Here is a 30MW project in Germany, aiming for 700MW in 2030 to make hydrogen > methane > kerosene from renewable surplus electric and captured CO2 [1]

This articles language is almost absurd. As though economic power-to-fuel technology is some futuristic dream - its treated more mysteriously than fusion research and deep AI.

> One beacon of hope is the idea that we could use renewable electricity to split water to produce energy-rich hydrogen, which could then be stored and used in fuel cells.

The storage technology which 100% renewable power requires is already available, and economic - there just hasn't been much value in storage yet, since there hasn't been much surplus. All research discoveries and "strides" are showing that its going to get very cheap - pretty much as soon as there is policy to build it, or simply enough wind turbines and solar to employ it.

[1] https://www.rechargenews.com/transition/1870430/offshore-win...


Unfortunately, CH4 is a potent greenhouse gas, and developing that industry further wouldn't help with the leaks (around 10% of production, most during transport, IIRC).


Totally solvable. We should have cracked down on leaks already, and have satellites coming on line to do so.

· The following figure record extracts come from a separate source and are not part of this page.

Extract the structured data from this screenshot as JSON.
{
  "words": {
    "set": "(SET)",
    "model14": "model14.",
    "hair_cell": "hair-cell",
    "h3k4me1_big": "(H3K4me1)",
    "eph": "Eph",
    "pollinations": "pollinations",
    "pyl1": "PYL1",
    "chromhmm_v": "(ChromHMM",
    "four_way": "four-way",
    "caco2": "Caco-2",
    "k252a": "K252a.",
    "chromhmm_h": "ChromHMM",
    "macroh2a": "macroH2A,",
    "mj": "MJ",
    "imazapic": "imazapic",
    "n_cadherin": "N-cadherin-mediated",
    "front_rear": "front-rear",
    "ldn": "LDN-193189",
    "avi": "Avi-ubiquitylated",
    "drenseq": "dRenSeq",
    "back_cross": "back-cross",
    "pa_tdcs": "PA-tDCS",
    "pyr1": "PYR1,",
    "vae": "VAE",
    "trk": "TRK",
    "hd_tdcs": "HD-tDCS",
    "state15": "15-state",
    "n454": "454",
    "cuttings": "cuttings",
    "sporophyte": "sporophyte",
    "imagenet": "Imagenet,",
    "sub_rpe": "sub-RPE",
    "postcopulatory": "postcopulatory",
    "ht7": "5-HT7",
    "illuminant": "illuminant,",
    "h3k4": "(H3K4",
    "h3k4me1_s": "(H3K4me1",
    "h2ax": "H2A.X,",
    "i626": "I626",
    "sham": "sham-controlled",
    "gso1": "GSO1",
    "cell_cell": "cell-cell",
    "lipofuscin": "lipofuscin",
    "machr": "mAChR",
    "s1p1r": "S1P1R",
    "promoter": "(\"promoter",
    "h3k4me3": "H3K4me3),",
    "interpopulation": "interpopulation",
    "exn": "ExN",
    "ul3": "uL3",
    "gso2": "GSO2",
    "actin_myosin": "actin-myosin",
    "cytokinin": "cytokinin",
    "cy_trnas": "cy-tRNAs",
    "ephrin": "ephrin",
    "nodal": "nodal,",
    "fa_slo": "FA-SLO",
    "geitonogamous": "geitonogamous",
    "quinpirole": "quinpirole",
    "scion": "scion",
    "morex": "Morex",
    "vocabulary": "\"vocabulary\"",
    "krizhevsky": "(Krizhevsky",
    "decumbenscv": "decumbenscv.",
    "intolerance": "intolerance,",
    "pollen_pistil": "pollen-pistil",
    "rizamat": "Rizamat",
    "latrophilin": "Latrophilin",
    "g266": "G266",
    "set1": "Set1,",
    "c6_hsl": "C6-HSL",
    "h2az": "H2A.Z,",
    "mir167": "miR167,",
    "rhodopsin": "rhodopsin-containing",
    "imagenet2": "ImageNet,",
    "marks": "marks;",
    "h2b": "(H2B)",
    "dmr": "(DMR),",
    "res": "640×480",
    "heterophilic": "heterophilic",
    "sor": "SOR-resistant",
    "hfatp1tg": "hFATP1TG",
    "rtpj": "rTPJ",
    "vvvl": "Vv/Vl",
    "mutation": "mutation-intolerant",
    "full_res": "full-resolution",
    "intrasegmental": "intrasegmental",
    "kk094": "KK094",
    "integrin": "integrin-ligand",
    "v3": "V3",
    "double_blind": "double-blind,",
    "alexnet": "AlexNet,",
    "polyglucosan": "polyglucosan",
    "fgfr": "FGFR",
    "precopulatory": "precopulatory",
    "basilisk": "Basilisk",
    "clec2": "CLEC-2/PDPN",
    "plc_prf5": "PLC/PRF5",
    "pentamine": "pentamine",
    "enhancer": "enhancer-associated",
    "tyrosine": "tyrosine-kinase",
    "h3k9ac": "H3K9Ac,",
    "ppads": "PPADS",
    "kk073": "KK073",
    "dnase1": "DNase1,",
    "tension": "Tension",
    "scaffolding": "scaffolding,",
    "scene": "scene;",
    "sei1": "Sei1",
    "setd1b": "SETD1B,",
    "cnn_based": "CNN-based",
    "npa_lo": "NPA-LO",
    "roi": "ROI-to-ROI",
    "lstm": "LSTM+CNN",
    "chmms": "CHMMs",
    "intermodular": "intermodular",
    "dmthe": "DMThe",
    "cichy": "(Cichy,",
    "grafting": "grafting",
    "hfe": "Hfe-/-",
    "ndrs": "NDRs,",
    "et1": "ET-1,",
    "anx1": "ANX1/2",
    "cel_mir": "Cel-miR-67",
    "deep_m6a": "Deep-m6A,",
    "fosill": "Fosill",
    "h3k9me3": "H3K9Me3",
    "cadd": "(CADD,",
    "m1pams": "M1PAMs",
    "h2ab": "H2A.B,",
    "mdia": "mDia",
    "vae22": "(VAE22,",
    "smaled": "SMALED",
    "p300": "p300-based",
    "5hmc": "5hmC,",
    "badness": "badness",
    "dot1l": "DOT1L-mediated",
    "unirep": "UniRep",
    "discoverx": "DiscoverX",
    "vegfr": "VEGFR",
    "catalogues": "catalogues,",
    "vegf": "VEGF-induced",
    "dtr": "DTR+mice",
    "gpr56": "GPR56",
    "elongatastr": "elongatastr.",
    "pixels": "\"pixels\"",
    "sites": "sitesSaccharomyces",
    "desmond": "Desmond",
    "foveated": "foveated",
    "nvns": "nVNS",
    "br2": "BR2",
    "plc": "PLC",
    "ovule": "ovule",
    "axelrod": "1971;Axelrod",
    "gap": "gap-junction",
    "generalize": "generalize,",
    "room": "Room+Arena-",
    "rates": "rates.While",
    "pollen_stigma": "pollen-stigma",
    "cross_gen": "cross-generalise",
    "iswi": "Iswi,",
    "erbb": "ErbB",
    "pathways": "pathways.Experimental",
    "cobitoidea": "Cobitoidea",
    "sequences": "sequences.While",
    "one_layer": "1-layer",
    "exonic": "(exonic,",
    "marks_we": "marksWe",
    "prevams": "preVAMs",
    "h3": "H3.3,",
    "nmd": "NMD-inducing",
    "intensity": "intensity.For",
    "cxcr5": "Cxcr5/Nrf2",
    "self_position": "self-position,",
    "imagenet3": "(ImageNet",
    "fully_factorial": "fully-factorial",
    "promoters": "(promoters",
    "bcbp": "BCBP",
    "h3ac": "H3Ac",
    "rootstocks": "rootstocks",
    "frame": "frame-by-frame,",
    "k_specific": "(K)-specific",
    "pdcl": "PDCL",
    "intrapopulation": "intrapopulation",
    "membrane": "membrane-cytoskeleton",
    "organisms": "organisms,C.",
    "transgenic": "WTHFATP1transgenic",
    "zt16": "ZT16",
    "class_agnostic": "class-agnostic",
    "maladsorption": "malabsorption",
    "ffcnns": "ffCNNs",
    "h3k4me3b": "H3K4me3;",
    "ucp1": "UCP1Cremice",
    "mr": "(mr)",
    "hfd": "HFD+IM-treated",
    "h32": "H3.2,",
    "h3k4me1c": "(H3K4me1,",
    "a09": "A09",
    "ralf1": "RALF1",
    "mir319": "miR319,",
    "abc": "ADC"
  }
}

Not an expert in the field but the source below already claims 80% efficiency in the large scale electrolysis of water, so with little room for improvement.

https://www.greencarcongress.com/2018/07/20180728-tk.html


This research is to find cheaper catalyst for electrolysis. The efficiency is good with expensive catalysts, but the cost of the catalysts makes scaling up hard. They want to find cheaper catalysts so that the use of electrolysis to produce hydrogen can be increased.


It seems like they "just" created better tooling for searching for reaction catalysts, rather than actually found a good new catalyst.

Maybe this is a great stride; but it's difficult to tell from the article whether that's really the case or whether it's mostly fluff in a grad student's project. We'll know if/when they actually find something with it.


My understanding is that a key reason cheap electrolysis is important is that the hydrogen it produces can be substituted for fossil fuels in many industrial processes, thereby eliminating an important source of co2 emissions.


This century will be defined by flipping competition upside down to a race for efficiency and not power increase.


They could call this new efficiency savings negawatts ? maybe write a book about it called "Reinventing Fire" .. could be big


would be nice to have a link to the paper. Anyone?